The fickle-fiduciary rule is a legal principle that requires an employee or business partner to give up all compensation, bonuses, and other financial benefits they received during a period when they were actively violating their duty of loyalty to their employer or partnership. This rule often applies when an individual secretly prepares to leave and start a competing business, or begins working for a competitor, while still employed or associated with their original firm.

The rule is generally very strict, meaning that courts typically do not consider factors like whether the employer suffered actual financial harm. However, in rare cases where applying the rule strictly would lead to an extremely unfair outcome, some courts may consider such mitigating circumstances.

Here are some examples illustrating the fickle-fiduciary rule:

  • Example 1: Secretly Planning a Competing Business
    Sarah works as a senior software engineer at "InnovateTech Solutions." While still employed and receiving her regular salary and bonuses, she secretly spends evenings and weekends developing a competing software product. She also starts recruiting some of her colleagues to join her new venture, all before giving notice of her resignation. InnovateTech Solutions later discovers her activities.
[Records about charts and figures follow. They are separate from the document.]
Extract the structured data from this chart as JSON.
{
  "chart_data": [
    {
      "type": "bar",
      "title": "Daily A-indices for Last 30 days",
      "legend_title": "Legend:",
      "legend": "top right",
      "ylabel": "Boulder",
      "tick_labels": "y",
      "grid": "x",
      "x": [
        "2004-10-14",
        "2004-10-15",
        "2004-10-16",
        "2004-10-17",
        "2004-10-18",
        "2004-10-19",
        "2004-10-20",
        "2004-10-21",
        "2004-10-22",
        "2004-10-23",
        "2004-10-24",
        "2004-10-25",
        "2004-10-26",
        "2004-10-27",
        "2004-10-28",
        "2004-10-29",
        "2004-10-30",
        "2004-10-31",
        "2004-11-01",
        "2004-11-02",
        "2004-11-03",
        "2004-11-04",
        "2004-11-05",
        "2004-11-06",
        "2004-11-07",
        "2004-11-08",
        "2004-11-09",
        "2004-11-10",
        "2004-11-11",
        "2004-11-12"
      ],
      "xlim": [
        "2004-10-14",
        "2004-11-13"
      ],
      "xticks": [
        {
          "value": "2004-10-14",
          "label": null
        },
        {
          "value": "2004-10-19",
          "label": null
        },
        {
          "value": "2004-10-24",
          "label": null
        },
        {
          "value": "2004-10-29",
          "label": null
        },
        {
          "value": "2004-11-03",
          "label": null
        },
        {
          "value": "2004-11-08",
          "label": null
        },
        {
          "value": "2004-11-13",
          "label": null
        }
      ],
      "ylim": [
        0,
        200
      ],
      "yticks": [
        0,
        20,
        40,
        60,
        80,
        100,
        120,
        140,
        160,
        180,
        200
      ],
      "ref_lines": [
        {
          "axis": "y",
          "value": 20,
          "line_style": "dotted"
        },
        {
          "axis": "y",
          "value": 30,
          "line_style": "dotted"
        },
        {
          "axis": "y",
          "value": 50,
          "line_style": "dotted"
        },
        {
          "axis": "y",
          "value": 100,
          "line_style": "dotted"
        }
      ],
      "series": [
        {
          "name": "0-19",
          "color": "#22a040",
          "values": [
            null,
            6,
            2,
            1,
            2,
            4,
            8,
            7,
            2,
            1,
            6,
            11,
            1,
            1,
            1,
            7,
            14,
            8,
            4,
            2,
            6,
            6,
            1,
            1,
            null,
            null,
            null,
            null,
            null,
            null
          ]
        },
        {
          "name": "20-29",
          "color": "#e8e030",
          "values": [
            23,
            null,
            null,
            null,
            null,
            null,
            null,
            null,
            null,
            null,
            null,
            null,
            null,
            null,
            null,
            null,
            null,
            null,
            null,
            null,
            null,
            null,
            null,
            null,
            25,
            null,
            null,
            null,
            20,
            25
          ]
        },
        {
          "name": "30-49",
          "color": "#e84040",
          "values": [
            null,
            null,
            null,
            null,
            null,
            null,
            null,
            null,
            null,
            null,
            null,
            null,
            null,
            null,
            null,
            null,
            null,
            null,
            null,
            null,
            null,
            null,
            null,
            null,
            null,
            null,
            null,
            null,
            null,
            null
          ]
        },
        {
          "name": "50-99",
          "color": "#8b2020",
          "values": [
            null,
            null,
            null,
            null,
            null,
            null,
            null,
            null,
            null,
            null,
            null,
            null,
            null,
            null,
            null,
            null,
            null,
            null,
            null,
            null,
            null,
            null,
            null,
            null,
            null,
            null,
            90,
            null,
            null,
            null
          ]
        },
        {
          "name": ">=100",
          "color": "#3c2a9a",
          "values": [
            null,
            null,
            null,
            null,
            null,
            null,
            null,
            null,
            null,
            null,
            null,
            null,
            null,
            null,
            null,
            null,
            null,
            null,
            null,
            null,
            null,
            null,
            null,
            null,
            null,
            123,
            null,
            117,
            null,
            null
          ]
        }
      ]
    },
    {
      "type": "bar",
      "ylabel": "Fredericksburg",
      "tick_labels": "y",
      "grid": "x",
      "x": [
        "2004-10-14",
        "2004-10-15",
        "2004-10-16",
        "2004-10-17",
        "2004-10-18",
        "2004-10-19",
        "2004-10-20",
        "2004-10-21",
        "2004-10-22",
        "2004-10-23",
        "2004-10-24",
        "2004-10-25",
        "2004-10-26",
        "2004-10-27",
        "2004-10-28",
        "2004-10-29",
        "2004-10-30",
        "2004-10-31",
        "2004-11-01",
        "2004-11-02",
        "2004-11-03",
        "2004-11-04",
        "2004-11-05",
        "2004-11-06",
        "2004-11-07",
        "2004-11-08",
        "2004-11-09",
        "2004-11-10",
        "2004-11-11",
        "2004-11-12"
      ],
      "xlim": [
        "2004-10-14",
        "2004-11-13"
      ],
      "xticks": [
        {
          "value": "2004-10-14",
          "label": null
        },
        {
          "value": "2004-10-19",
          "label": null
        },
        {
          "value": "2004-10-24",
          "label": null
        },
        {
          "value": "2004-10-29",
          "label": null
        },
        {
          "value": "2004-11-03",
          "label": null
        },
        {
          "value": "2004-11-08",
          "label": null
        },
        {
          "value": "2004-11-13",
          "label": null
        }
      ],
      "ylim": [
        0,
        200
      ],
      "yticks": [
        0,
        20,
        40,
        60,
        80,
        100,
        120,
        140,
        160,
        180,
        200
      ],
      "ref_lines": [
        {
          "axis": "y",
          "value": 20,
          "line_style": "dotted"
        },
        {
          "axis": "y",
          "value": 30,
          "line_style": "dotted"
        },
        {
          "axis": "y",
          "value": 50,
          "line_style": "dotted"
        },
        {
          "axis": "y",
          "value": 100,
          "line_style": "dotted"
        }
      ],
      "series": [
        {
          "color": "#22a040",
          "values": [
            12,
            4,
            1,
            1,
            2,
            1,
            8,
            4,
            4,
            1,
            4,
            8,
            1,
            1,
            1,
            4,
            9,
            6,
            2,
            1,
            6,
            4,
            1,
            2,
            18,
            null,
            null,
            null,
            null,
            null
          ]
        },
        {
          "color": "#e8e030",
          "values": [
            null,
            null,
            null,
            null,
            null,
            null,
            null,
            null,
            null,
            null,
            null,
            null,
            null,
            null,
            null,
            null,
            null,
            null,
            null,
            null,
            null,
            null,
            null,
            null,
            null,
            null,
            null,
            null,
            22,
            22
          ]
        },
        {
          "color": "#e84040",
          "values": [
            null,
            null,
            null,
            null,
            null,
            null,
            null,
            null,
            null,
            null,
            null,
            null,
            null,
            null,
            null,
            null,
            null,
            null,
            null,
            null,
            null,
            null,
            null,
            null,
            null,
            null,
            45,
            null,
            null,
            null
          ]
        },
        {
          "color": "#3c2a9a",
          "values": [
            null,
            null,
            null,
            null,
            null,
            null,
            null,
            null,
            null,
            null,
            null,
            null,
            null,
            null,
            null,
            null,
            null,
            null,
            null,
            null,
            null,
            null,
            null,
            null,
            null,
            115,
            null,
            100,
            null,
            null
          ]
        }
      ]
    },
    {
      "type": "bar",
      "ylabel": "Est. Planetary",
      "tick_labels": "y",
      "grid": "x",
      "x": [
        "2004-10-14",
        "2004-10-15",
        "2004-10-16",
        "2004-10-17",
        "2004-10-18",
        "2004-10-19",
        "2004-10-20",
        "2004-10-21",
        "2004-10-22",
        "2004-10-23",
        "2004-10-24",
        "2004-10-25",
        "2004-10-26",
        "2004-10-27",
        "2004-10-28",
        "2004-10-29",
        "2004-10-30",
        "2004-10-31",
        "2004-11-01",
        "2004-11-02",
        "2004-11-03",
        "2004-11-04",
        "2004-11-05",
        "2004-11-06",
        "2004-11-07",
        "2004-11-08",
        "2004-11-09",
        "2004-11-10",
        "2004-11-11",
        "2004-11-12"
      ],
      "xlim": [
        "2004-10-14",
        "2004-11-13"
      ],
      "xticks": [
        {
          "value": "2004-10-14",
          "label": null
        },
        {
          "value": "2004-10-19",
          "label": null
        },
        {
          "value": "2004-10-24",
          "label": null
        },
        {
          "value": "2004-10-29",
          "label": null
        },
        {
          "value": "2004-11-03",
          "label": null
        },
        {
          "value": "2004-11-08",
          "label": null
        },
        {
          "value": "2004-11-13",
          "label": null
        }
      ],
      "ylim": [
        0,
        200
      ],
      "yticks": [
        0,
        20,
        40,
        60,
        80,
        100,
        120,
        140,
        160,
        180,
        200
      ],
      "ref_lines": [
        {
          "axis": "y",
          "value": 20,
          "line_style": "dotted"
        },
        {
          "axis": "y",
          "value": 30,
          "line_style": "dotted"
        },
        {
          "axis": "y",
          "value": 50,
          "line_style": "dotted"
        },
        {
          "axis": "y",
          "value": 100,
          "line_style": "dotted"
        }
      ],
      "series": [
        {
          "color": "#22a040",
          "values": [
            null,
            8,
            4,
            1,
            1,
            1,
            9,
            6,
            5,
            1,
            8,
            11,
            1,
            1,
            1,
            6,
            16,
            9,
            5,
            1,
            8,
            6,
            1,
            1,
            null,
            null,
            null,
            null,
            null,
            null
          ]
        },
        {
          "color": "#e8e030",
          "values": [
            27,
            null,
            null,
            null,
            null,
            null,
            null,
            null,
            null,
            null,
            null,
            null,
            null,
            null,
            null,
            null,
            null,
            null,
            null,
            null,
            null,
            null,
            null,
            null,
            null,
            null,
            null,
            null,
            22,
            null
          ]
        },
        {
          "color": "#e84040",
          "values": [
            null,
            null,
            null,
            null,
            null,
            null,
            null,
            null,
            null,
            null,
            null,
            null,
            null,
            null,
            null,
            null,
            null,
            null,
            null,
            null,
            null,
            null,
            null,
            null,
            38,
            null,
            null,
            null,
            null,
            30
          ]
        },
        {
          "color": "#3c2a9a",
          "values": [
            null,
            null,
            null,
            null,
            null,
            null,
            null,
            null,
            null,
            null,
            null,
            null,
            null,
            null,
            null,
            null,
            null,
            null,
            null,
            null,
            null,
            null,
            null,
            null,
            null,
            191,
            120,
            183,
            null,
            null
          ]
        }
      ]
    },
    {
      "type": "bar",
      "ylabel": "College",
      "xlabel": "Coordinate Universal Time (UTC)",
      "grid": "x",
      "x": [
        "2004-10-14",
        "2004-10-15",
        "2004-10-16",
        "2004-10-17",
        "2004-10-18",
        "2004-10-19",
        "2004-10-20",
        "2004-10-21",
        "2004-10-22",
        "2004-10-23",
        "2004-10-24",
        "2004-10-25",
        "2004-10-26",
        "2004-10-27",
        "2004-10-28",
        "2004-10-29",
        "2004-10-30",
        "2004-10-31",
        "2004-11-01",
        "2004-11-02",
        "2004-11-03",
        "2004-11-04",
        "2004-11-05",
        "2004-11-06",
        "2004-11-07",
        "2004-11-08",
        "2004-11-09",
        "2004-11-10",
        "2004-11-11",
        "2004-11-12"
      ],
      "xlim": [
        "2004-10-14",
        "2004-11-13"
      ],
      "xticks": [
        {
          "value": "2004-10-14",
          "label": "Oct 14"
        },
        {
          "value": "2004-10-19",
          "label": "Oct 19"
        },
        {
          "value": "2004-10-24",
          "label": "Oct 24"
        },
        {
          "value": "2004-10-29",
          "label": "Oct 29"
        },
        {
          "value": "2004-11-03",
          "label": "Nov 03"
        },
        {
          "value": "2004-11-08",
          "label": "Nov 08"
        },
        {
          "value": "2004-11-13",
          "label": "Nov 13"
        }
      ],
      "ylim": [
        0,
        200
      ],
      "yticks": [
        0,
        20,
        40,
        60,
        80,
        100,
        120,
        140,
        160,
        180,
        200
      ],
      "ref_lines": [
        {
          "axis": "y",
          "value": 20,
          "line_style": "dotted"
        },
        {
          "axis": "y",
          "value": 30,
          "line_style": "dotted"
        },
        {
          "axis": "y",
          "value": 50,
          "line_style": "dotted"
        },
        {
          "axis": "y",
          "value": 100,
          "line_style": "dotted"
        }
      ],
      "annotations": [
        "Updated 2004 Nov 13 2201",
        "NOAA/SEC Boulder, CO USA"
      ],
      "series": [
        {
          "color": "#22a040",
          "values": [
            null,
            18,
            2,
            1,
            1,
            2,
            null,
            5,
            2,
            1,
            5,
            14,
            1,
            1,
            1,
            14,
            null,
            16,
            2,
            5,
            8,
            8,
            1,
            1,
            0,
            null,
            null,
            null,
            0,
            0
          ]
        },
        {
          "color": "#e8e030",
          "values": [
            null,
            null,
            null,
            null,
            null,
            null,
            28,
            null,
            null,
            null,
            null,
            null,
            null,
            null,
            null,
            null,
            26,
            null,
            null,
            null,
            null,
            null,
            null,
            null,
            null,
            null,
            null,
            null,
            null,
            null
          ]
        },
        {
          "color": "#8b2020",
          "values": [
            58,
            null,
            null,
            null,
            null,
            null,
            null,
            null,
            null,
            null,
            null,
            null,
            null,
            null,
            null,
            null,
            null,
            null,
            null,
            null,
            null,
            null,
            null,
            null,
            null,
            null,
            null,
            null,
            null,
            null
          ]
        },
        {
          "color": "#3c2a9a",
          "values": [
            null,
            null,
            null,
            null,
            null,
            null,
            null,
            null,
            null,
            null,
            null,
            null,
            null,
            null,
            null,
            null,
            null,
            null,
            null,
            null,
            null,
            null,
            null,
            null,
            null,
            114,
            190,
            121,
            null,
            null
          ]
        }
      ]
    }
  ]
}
    How it illustrates the rule: Sarah has a fiduciary duty of loyalty to InnovateTech Solutions. Her actions of developing a competing product and recruiting colleagues while still employed constitute a breach of this duty. Under the fickle-fiduciary rule, InnovateTech Solutions could seek to recover all compensation (salary, bonuses) Sarah received during the period she was actively preparing to compete, even if her new business hadn't launched yet or caused immediate financial harm to InnovateTech.

  • Example 2: Partner Diverting Clients
    Mark is a partner in a marketing agency, "Creative Campaigns LLP." For several months, while still a partner and drawing his share of the firm's profits, he secretly meets with key clients of Creative Campaigns. He convinces them to transfer their business to a new agency he plans to open with another partner, without informing Creative Campaigns.

    How it illustrates the rule: As a partner, Mark owes a high fiduciary duty of loyalty to Creative Campaigns LLP. By diverting clients to his future competing business while still a partner, he breached this duty. The fickle-fiduciary rule would allow Creative Campaigns LLP to demand that Mark forfeit his share of the profits and any other benefits he received from the partnership during the time he was actively engaged in diverting clients, regardless of whether Creative Campaigns immediately lost revenue.

  • Example 3: Misusing Company Resources
    David is a sales manager at "Global Logistics Corp." He decides to leave and start his own logistics company. While still employed by Global Logistics, he uses his company laptop, office phone, and even some of his work hours to research competitors, draft business plans for his new venture, and contact potential clients from Global Logistics' database. He continues to receive his salary and commissions during this period.

    How it illustrates the rule: David's use of company resources and time to build a competing business is a clear breach of his fiduciary duty to Global Logistics Corp. The fickle-fiduciary rule would enable Global Logistics to reclaim the salary, commissions, and other benefits David earned during the specific period he was misusing company assets and time to establish his competing firm, even if Global Logistics cannot prove specific lost sales directly attributable to his actions.

Simple Definition

The fickle-fiduciary rule requires an employee or partner to forfeit all compensation and benefits received during the period they breached a fiduciary duty to their employer or partnership. This rule commonly applies when someone is preparing to or has already left to join or establish a competing business, and generally does not consider mitigating factors like an absence of harm.